Import CSV into Elasticsearch with Logstash issue

Hello ELK community !

I use the ELK stack to parse CSV files and send them to Elasticsearch after parsing them with logstash.

Unfortunately, I have a problem:

When I send my files to the listening directory of the "input" of my logstash pipeline, the records are doubled, see triplets, without my asking anything ...

Indeed :

This is what my pipeline looks like:

input {
file {
path => "/home/XXX/report/*.csv"
start_position => "beginning"
sincedb_path => "/dev/null"
}
}
filter {
csv {
separator => ";"
columns => ["Name", "Status", "Category", "Type", "EndPoint", "Group", "Policy", "Scanned At", "Reported At", "Affected Application"]
}
}
output {
elasticsearch {
hosts => "http://localhost:9200"
index => "malwarebytes-report"
}
stdout {}
}

When I send my first file containing 28 records in "/home/XXX/report/", this is what Elasticsearch says:

[root @ lrtstfpe1 confd]#curl -XGET 'localhost:9200/_cat/indices?v&pretty'
health status index uuid pri rep docs.count docs.deleted store.size pri.store.size
yellow open malwarebytes-report PO4g6rKRTb6yuMDb7i-6sg 5 1 28 0 25.3kb 25.3kb

So currently it's ok, but when I send my second file of 150 records ...:

[root @ lrtstfpe1 confd]#curl -XGET 'localhost:9200/_cat/indices?v&pretty'
health status index uuid pri rep docs.count docs.deleted store.size pri.store.size
yellow open malwarebytes-report PO4g6rKRTb6yuMDb7i-6sg 5 1 328 0 263.3kb 263.3kb

The 150 recordings have been doubled and added to the first 28 ...

What's going on ??

Several days that I am stuck on the problem, I really need you ..
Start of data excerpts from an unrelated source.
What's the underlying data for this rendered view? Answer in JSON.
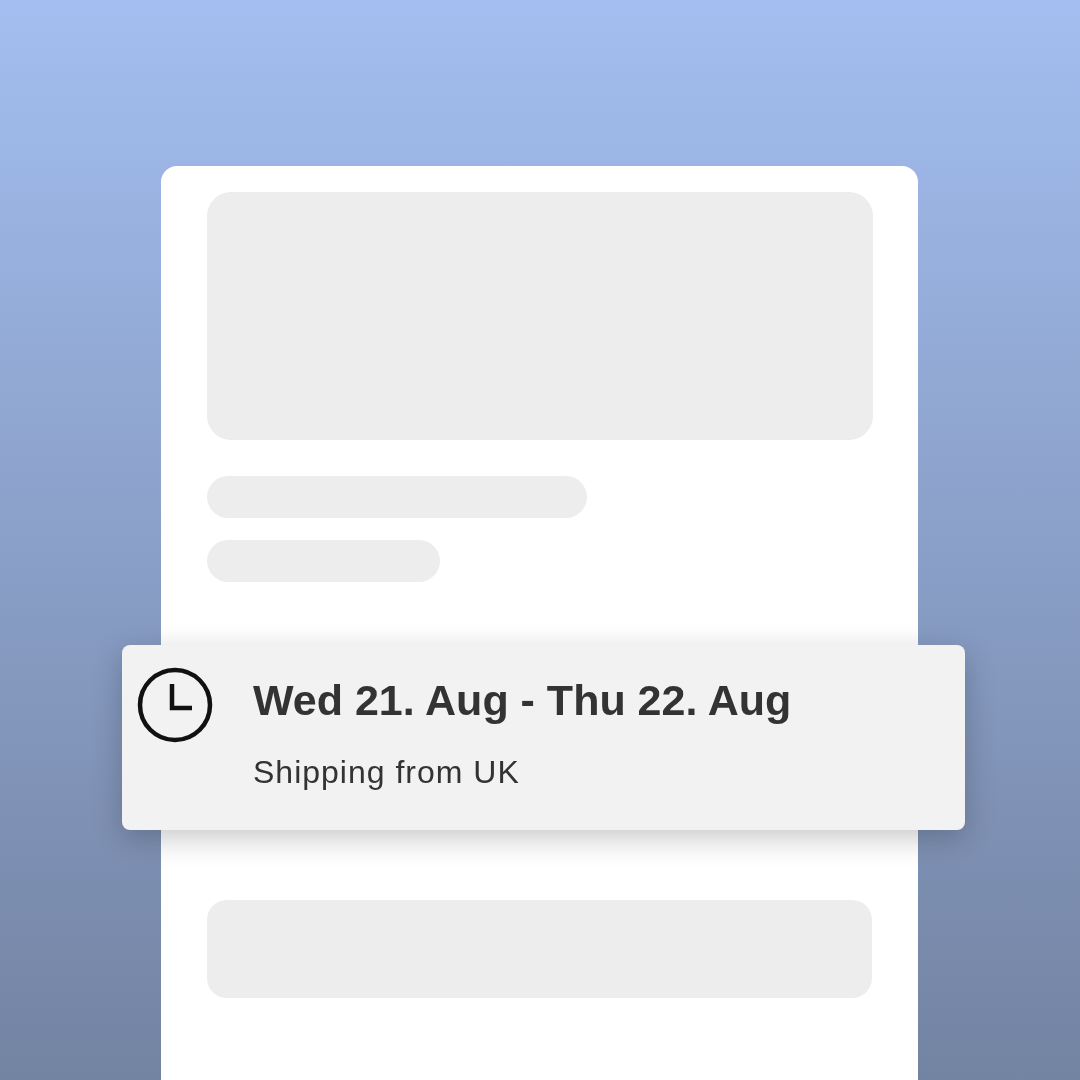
{
  "delivery": {
    "date_range": "Wed 21. Aug - Thu 22. Aug",
    "note": "Shipping from UK"
  }
}
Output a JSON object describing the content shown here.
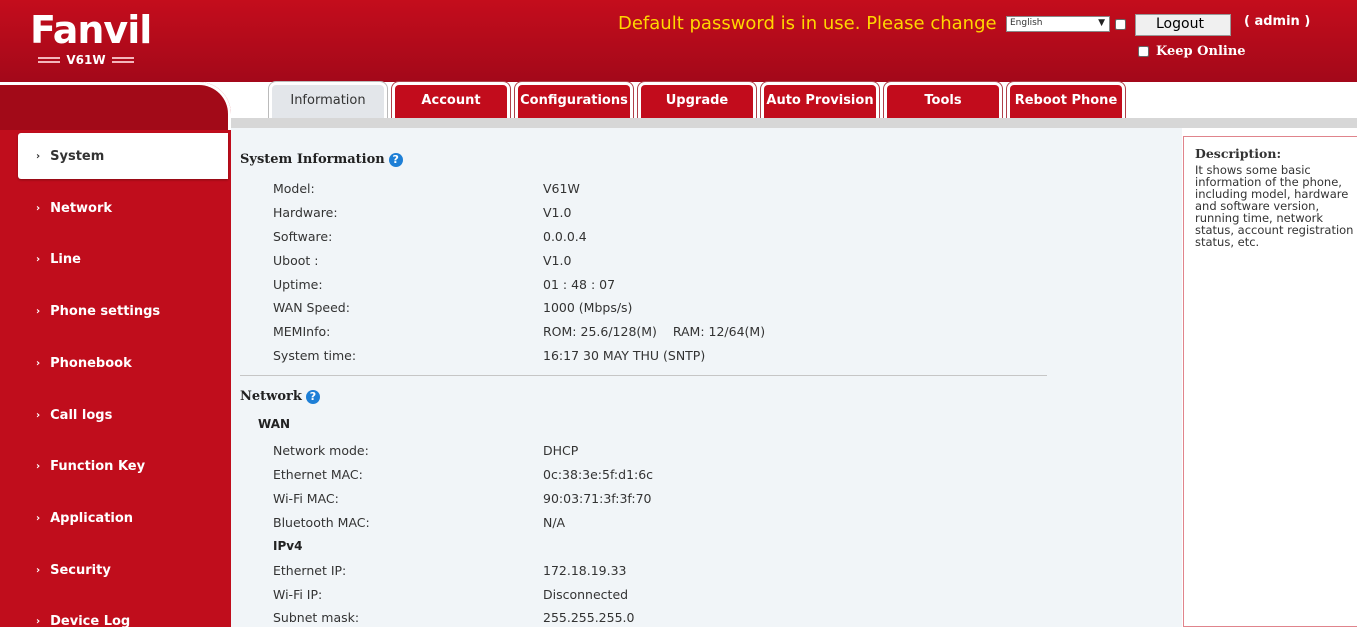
{
  "header": {
    "logo": "Fanvil",
    "model": "V61W",
    "warning": "Default password is in use. Please change",
    "language": "English",
    "logout_label": "Logout",
    "user_label": "( admin )",
    "keep_online_label": "Keep Online"
  },
  "tabs": [
    {
      "label": "Information",
      "active": true
    },
    {
      "label": "Account"
    },
    {
      "label": "Configurations"
    },
    {
      "label": "Upgrade"
    },
    {
      "label": "Auto Provision"
    },
    {
      "label": "Tools"
    },
    {
      "label": "Reboot Phone"
    }
  ],
  "sidebar": {
    "items": [
      {
        "label": "System",
        "active": true
      },
      {
        "label": "Network"
      },
      {
        "label": "Line"
      },
      {
        "label": "Phone settings"
      },
      {
        "label": "Phonebook"
      },
      {
        "label": "Call logs"
      },
      {
        "label": "Function Key"
      },
      {
        "label": "Application"
      },
      {
        "label": "Security"
      },
      {
        "label": "Device Log"
      }
    ]
  },
  "system_info": {
    "title": "System Information",
    "rows": [
      {
        "label": "Model:",
        "value": "V61W"
      },
      {
        "label": "Hardware:",
        "value": "V1.0"
      },
      {
        "label": "Software:",
        "value": "0.0.0.4"
      },
      {
        "label": "Uboot :",
        "value": "V1.0"
      },
      {
        "label": "Uptime:",
        "value": "01 : 48 : 07"
      },
      {
        "label": "WAN Speed:",
        "value": "1000 (Mbps/s)"
      },
      {
        "label": "MEMInfo:",
        "value": "ROM: 25.6/128(M)    RAM: 12/64(M)"
      },
      {
        "label": "System time:",
        "value": "16:17 30 MAY THU (SNTP)"
      }
    ]
  },
  "network": {
    "title": "Network",
    "wan_label": "WAN",
    "wan_rows": [
      {
        "label": "Network mode:",
        "value": "DHCP"
      },
      {
        "label": "Ethernet MAC:",
        "value": "0c:38:3e:5f:d1:6c"
      },
      {
        "label": "Wi-Fi MAC:",
        "value": "90:03:71:3f:3f:70"
      },
      {
        "label": "Bluetooth MAC:",
        "value": "N/A"
      }
    ],
    "ipv4_label": "IPv4",
    "ipv4_rows": [
      {
        "label": "Ethernet IP:",
        "value": "172.18.19.33"
      },
      {
        "label": "Wi-Fi IP:",
        "value": "Disconnected"
      },
      {
        "label": "Subnet mask:",
        "value": "255.255.255.0"
      }
    ]
  },
  "description": {
    "title": "Description:",
    "text": "It shows some basic information of the phone, including model, hardware and software version, running time, network status, account registration status, etc."
  },
  "colors": {
    "brand_red": "#c20c1c",
    "warning_yellow": "#ffd700",
    "help_blue": "#1e7fd6"
  }
}
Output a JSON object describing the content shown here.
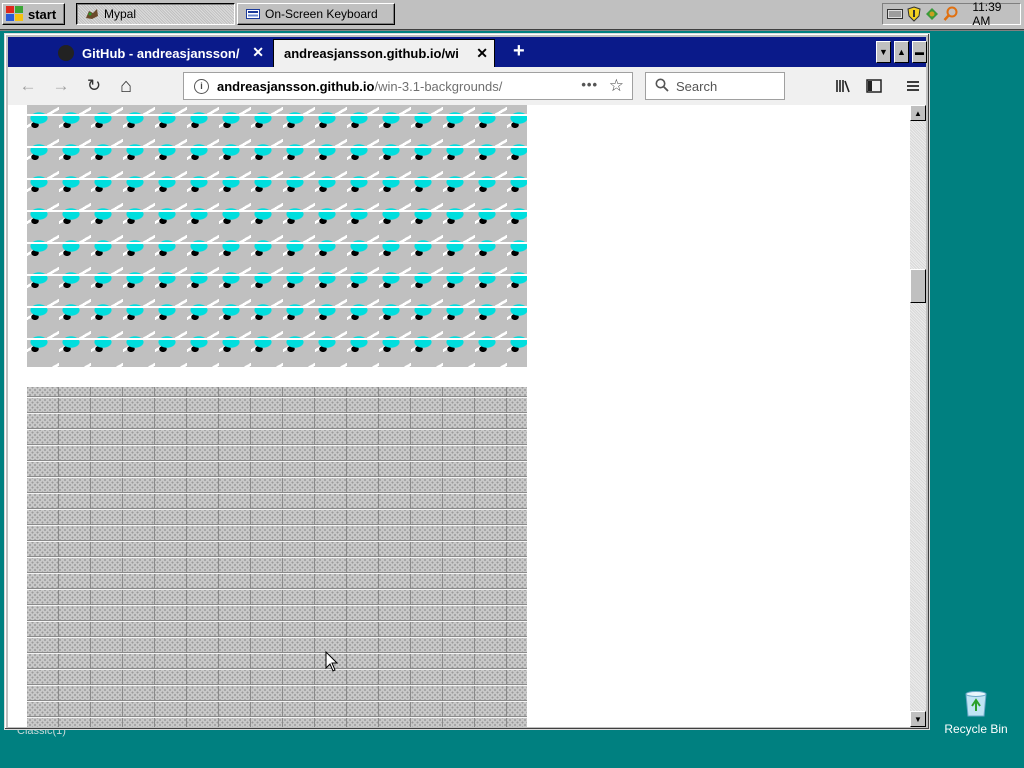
{
  "taskbar": {
    "start_label": "start",
    "tasks": [
      {
        "label": "Mypal",
        "icon": "mypal-icon"
      },
      {
        "label": "On-Screen Keyboard",
        "icon": "keyboard-icon"
      }
    ],
    "tray": {
      "icons": [
        "keyboard-layout-icon",
        "shield-icon",
        "network-icon",
        "search-tray-icon"
      ],
      "clock": "11:39 AM"
    }
  },
  "desktop": {
    "recycle_bin_label": "Recycle Bin",
    "background_label": "Classic(1)",
    "background_color": "#008080"
  },
  "browser": {
    "tabs": [
      {
        "title": "GitHub - andreasjansson/",
        "active": false,
        "close": "✕"
      },
      {
        "title": "andreasjansson.github.io/wi",
        "active": true,
        "close": "✕"
      }
    ],
    "new_tab": "+",
    "nav": {
      "back": "←",
      "forward": "→",
      "reload": "↻",
      "home": "⌂"
    },
    "url": {
      "host": "andreasjansson.github.io",
      "path": "/win-3.1-backgrounds/",
      "more": "•••",
      "star": "☆"
    },
    "search": {
      "placeholder": "Search"
    },
    "toolbar": {
      "library": "|||\\",
      "sidebar": "▣",
      "menu": "☰"
    },
    "tabstrip_color": "#0a1a8a"
  },
  "page": {
    "patterns": [
      "cars-pattern",
      "bricks-pattern"
    ]
  },
  "scrollbar": {
    "position": 0.28
  }
}
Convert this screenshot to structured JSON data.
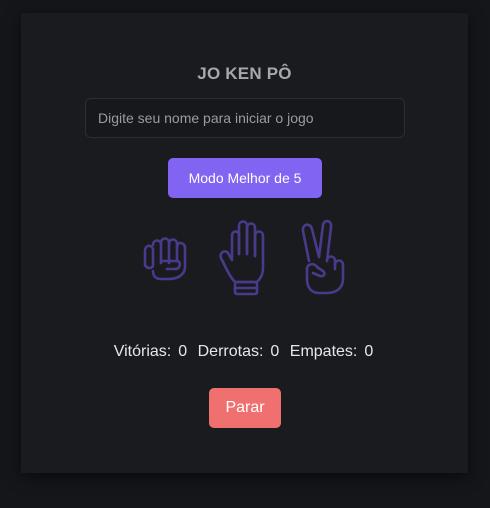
{
  "game": {
    "title": "JO KEN PÔ",
    "name_placeholder": "Digite seu nome para iniciar o jogo",
    "name_value": "",
    "mode_button_label": "Modo Melhor de 5",
    "choices": [
      {
        "name": "rock",
        "icon": "fist-icon"
      },
      {
        "name": "paper",
        "icon": "open-hand-icon"
      },
      {
        "name": "scissors",
        "icon": "victory-hand-icon"
      }
    ],
    "icon_color": "#4a3a8c",
    "score": {
      "wins_label": "Vitórias:",
      "wins": "0",
      "losses_label": "Derrotas:",
      "losses": "0",
      "draws_label": "Empates:",
      "draws": "0"
    },
    "stop_button_label": "Parar"
  },
  "colors": {
    "accent": "#8264f2",
    "danger": "#f07070",
    "background": "#15161a",
    "card": "#1a1b1f"
  }
}
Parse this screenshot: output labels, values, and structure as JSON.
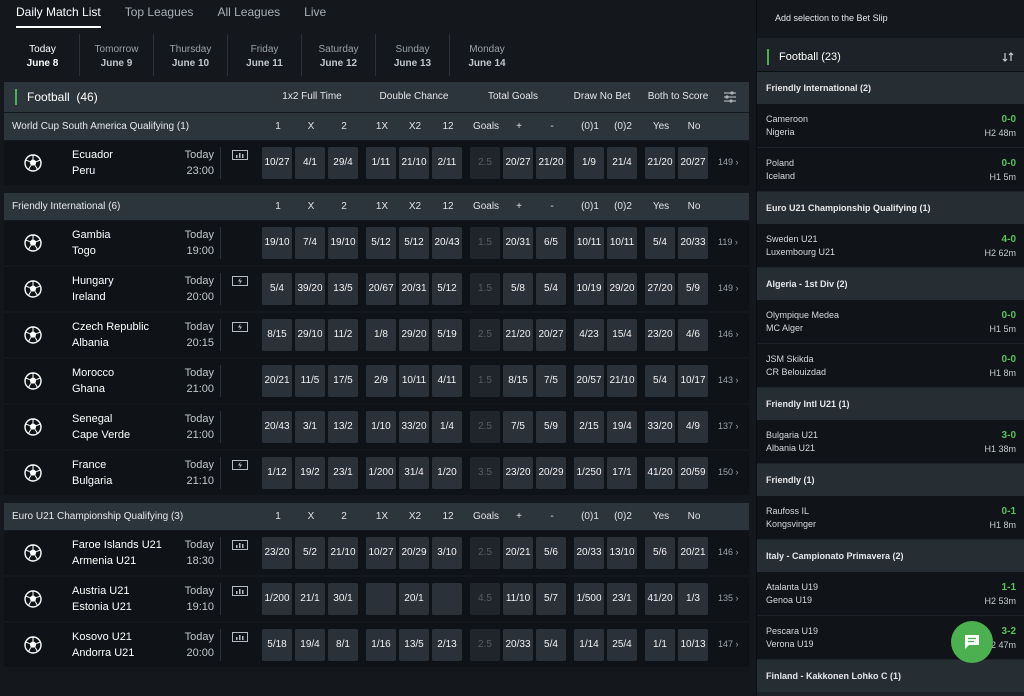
{
  "nav": {
    "tabs": [
      "Daily Match List",
      "Top Leagues",
      "All Leagues",
      "Live"
    ]
  },
  "dates": [
    {
      "day": "Today",
      "date": "June 8"
    },
    {
      "day": "Tomorrow",
      "date": "June 9"
    },
    {
      "day": "Thursday",
      "date": "June 10"
    },
    {
      "day": "Friday",
      "date": "June 11"
    },
    {
      "day": "Saturday",
      "date": "June 12"
    },
    {
      "day": "Sunday",
      "date": "June 13"
    },
    {
      "day": "Monday",
      "date": "June 14"
    }
  ],
  "sport": {
    "title": "Football",
    "count": "(46)",
    "markets": [
      "1x2 Full Time",
      "Double Chance",
      "Total Goals",
      "Draw No Bet",
      "Both to Score"
    ]
  },
  "col_labels": [
    "1",
    "X",
    "2",
    "1X",
    "X2",
    "12",
    "Goals",
    "+",
    "-",
    "(0)1",
    "(0)2",
    "Yes",
    "No"
  ],
  "groups": [
    {
      "name": "World Cup South America Qualifying (1)",
      "matches": [
        {
          "home": "Ecuador",
          "away": "Peru",
          "day": "Today",
          "time": "23:00",
          "icon": "stats",
          "odds": [
            "10/27",
            "4/1",
            "29/4",
            "1/11",
            "21/10",
            "2/11",
            "2.5",
            "20/27",
            "21/20",
            "1/9",
            "21/4",
            "21/20",
            "20/27"
          ],
          "more": "149"
        }
      ]
    },
    {
      "name": "Friendly International (6)",
      "matches": [
        {
          "home": "Gambia",
          "away": "Togo",
          "day": "Today",
          "time": "19:00",
          "icon": "",
          "odds": [
            "19/10",
            "7/4",
            "19/10",
            "5/12",
            "5/12",
            "20/43",
            "1.5",
            "20/31",
            "6/5",
            "10/11",
            "10/11",
            "5/4",
            "20/33"
          ],
          "more": "119"
        },
        {
          "home": "Hungary",
          "away": "Ireland",
          "day": "Today",
          "time": "20:00",
          "icon": "live",
          "odds": [
            "5/4",
            "39/20",
            "13/5",
            "20/67",
            "20/31",
            "5/12",
            "1.5",
            "5/8",
            "5/4",
            "10/19",
            "29/20",
            "27/20",
            "5/9"
          ],
          "more": "149"
        },
        {
          "home": "Czech Republic",
          "away": "Albania",
          "day": "Today",
          "time": "20:15",
          "icon": "live",
          "odds": [
            "8/15",
            "29/10",
            "11/2",
            "1/8",
            "29/20",
            "5/19",
            "2.5",
            "21/20",
            "20/27",
            "4/23",
            "15/4",
            "23/20",
            "4/6"
          ],
          "more": "146"
        },
        {
          "home": "Morocco",
          "away": "Ghana",
          "day": "Today",
          "time": "21:00",
          "icon": "",
          "odds": [
            "20/21",
            "11/5",
            "17/5",
            "2/9",
            "10/11",
            "4/11",
            "1.5",
            "8/15",
            "7/5",
            "20/57",
            "21/10",
            "5/4",
            "10/17"
          ],
          "more": "143"
        },
        {
          "home": "Senegal",
          "away": "Cape Verde",
          "day": "Today",
          "time": "21:00",
          "icon": "",
          "odds": [
            "20/43",
            "3/1",
            "13/2",
            "1/10",
            "33/20",
            "1/4",
            "2.5",
            "7/5",
            "5/9",
            "2/15",
            "19/4",
            "33/20",
            "4/9"
          ],
          "more": "137"
        },
        {
          "home": "France",
          "away": "Bulgaria",
          "day": "Today",
          "time": "21:10",
          "icon": "live",
          "odds": [
            "1/12",
            "19/2",
            "23/1",
            "1/200",
            "31/4",
            "1/20",
            "3.5",
            "23/20",
            "20/29",
            "1/250",
            "17/1",
            "41/20",
            "20/59"
          ],
          "more": "150"
        }
      ]
    },
    {
      "name": "Euro U21 Championship Qualifying (3)",
      "matches": [
        {
          "home": "Faroe Islands U21",
          "away": "Armenia U21",
          "day": "Today",
          "time": "18:30",
          "icon": "stats",
          "odds": [
            "23/20",
            "5/2",
            "21/10",
            "10/27",
            "20/29",
            "3/10",
            "2.5",
            "20/21",
            "5/6",
            "20/33",
            "13/10",
            "5/6",
            "20/21"
          ],
          "more": "146"
        },
        {
          "home": "Austria U21",
          "away": "Estonia U21",
          "day": "Today",
          "time": "19:10",
          "icon": "stats",
          "odds": [
            "1/200",
            "21/1",
            "30/1",
            "",
            "20/1",
            "",
            "4.5",
            "11/10",
            "5/7",
            "1/500",
            "23/1",
            "41/20",
            "1/3"
          ],
          "more": "135"
        },
        {
          "home": "Kosovo U21",
          "away": "Andorra U21",
          "day": "Today",
          "time": "20:00",
          "icon": "stats",
          "odds": [
            "5/18",
            "19/4",
            "8/1",
            "1/16",
            "13/5",
            "2/13",
            "2.5",
            "20/33",
            "5/4",
            "1/14",
            "25/4",
            "1/1",
            "10/13"
          ],
          "more": "147"
        }
      ]
    }
  ],
  "betslip": {
    "text": "Add selection to the Bet Slip"
  },
  "live": {
    "title": "Football",
    "count": "(23)",
    "groups": [
      {
        "name": "Friendly International (2)",
        "matches": [
          {
            "a": "Cameroon",
            "b": "Nigeria",
            "score": "0-0",
            "minute": "H2 48m"
          },
          {
            "a": "Poland",
            "b": "Iceland",
            "score": "0-0",
            "minute": "H1 5m"
          }
        ]
      },
      {
        "name": "Euro U21 Championship Qualifying (1)",
        "matches": [
          {
            "a": "Sweden U21",
            "b": "Luxembourg U21",
            "score": "4-0",
            "minute": "H2 62m"
          }
        ]
      },
      {
        "name": "Algeria - 1st Div (2)",
        "matches": [
          {
            "a": "Olympique Medea",
            "b": "MC Alger",
            "score": "0-0",
            "minute": "H1 5m"
          },
          {
            "a": "JSM Skikda",
            "b": "CR Belouizdad",
            "score": "0-0",
            "minute": "H1 8m"
          }
        ]
      },
      {
        "name": "Friendly Intl U21 (1)",
        "matches": [
          {
            "a": "Bulgaria U21",
            "b": "Albania U21",
            "score": "3-0",
            "minute": "H1 38m"
          }
        ]
      },
      {
        "name": "Friendly (1)",
        "matches": [
          {
            "a": "Raufoss IL",
            "b": "Kongsvinger",
            "score": "0-1",
            "minute": "H1 8m"
          }
        ]
      },
      {
        "name": "Italy - Campionato Primavera (2)",
        "matches": [
          {
            "a": "Atalanta U19",
            "b": "Genoa U19",
            "score": "1-1",
            "minute": "H2 53m"
          },
          {
            "a": "Pescara U19",
            "b": "Verona U19",
            "score": "3-2",
            "minute": "H2 47m"
          }
        ]
      },
      {
        "name": "Finland - Kakkonen Lohko C (1)",
        "matches": []
      }
    ]
  },
  "colors": {
    "accent": "#4caf50",
    "row": "#0f1317",
    "odd": "#2a3138",
    "header": "#2c343c"
  }
}
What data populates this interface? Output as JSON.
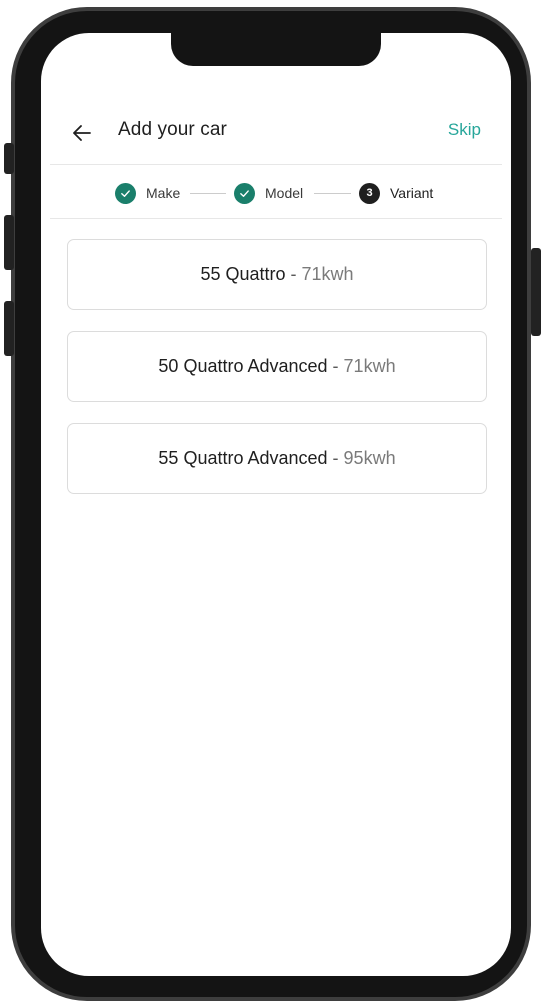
{
  "header": {
    "title": "Add your car",
    "skip_label": "Skip",
    "back_icon": "arrow-left-icon"
  },
  "stepper": {
    "steps": [
      {
        "label": "Make",
        "state": "done",
        "icon": "check-icon"
      },
      {
        "label": "Model",
        "state": "done",
        "icon": "check-icon"
      },
      {
        "label": "Variant",
        "state": "current",
        "number": "3"
      }
    ]
  },
  "variants": [
    {
      "name": "55 Quattro",
      "separator": " - ",
      "spec": "71kwh"
    },
    {
      "name": "50 Quattro Advanced",
      "separator": " - ",
      "spec": "71kwh"
    },
    {
      "name": "55 Quattro Advanced",
      "separator": " - ",
      "spec": "95kwh"
    }
  ],
  "colors": {
    "accent": "#26a69a",
    "step_done": "#1a7f6b",
    "step_current": "#1f1f1f"
  }
}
I believe your issue is with the logstash file input plugin configuration. This config

    file {
       path => "/home/XXX/report/*.csv"
       start_position => "beginning"
      sincedb_path => "/dev/null"
   }
 }

Tells logstash to read every file in /home/XXX/report/*.csv from the beginning every time it sees a new file.

sincedb_path => "/dev/null" says do not keep track of where we last stopped reading the file and treat all files as new every time the folder is read.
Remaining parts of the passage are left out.